Прошло долгое время, и генеральша зашептала:
— Знаешь, Алексей, я почему-то все вспоминаю поход на Дунай: ты приходил усталый в палатку и сейчас же засыпал. На мне было премиленькое черное платье, я садилась подле тебя и все глядела. У тебя во сне горели щеки, нельзя было не любоваться тобой. Теперь мне очень жалко, что умерла наша дочка. Она так мило перебирала пальчиками, она была похожа на тебя… Алексей, я вот уже час как разговариваю, а ты не идешь. Тебя, наверное, задерживают по этому делу. Пожалуйста, сразу не соглашайся быть королем, откажись по крайней мере один раз, потребуй, чтобы весь народ просил тебя взойти на престол. У меня много жемчуга. Ты ведь знаешь, жемчуг умирает, если его не носить, а в земле опять оживает. Мой жемчуг двести лет лежал под землей. Алексей, для тебя я добыла из земли сокровища… Что же ты медлишь?
Генеральша прислушалась.
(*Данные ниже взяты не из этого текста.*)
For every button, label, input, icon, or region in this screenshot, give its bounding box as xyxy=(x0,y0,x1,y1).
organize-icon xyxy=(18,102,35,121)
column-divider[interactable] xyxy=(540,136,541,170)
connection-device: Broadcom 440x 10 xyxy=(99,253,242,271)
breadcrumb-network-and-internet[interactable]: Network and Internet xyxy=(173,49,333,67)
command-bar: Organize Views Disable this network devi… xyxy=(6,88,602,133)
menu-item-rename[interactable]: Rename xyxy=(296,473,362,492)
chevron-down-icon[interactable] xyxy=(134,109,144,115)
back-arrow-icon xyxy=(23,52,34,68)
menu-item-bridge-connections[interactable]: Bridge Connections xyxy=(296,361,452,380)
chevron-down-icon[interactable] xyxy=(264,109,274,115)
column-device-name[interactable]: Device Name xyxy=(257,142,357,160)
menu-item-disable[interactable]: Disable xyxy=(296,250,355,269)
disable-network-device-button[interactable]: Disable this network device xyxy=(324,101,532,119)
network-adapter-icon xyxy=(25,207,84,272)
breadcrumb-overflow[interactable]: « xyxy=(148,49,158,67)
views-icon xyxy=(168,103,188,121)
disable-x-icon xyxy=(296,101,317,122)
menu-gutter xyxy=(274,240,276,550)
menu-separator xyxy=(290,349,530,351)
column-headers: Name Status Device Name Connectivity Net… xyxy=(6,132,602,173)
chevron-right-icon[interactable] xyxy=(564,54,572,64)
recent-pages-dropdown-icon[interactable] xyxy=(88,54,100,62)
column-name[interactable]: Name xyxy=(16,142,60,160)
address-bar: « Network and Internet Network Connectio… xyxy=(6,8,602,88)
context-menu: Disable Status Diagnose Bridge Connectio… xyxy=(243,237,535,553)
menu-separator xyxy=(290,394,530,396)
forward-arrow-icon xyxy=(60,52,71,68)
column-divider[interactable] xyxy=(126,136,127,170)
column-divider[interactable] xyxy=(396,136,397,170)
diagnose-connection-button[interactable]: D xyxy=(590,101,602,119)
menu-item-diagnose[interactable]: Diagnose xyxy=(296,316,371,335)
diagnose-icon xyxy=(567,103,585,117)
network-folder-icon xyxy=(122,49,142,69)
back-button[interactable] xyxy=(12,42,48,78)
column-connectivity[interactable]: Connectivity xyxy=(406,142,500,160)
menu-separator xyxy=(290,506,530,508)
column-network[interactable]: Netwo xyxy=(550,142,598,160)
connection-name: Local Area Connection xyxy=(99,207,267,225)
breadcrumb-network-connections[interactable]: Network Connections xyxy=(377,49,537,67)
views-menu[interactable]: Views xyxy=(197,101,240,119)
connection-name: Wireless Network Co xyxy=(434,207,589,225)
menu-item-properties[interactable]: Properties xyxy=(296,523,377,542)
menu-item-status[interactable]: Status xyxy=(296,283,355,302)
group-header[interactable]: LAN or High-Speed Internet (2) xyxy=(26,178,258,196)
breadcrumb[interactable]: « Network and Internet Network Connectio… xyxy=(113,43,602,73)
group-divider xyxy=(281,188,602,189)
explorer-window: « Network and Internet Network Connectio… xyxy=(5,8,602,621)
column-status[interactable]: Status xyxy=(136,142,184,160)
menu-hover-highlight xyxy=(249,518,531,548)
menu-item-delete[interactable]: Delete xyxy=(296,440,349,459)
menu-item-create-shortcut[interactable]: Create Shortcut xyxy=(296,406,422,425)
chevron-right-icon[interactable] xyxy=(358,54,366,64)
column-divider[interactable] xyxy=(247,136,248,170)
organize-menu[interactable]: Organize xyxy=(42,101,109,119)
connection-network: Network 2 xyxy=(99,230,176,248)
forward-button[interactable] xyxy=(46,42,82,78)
Ветер хлестал дождем в окно, обсыпалась штукатурка в печной трубе. Мрачно выл угол дома.
— Алексей, может быть, ты меня обманываешь, — привстав, сказала генеральша, — может быть, к тебе пришла
Генеральша соскочила с кровати, тряся головой, сжала кулачки.
— Ты воспользовался гадким случаем, чтобы обмануть… Я отомщу…
Степанида Ивановна стремительно побежала в кабинет, ощупала пустой диван, кресло, углы за шкафами и остановилась, тяжело дыша.
— Они
* * *
— Дверь будто звякнула, — прошептал Афанасий, сидя на лежанке. — Слушай-ка, крикнули, не случилось ли беды какой с нашей барыней, Павлина. Пойти посмотреть…
Взяв коптилку, пошли Афанасий и Павлина, подсовывая друг друга, пугаясь скрипящих половиц, туда, где под дождем лежала обезумевшая Степанида Ивановна.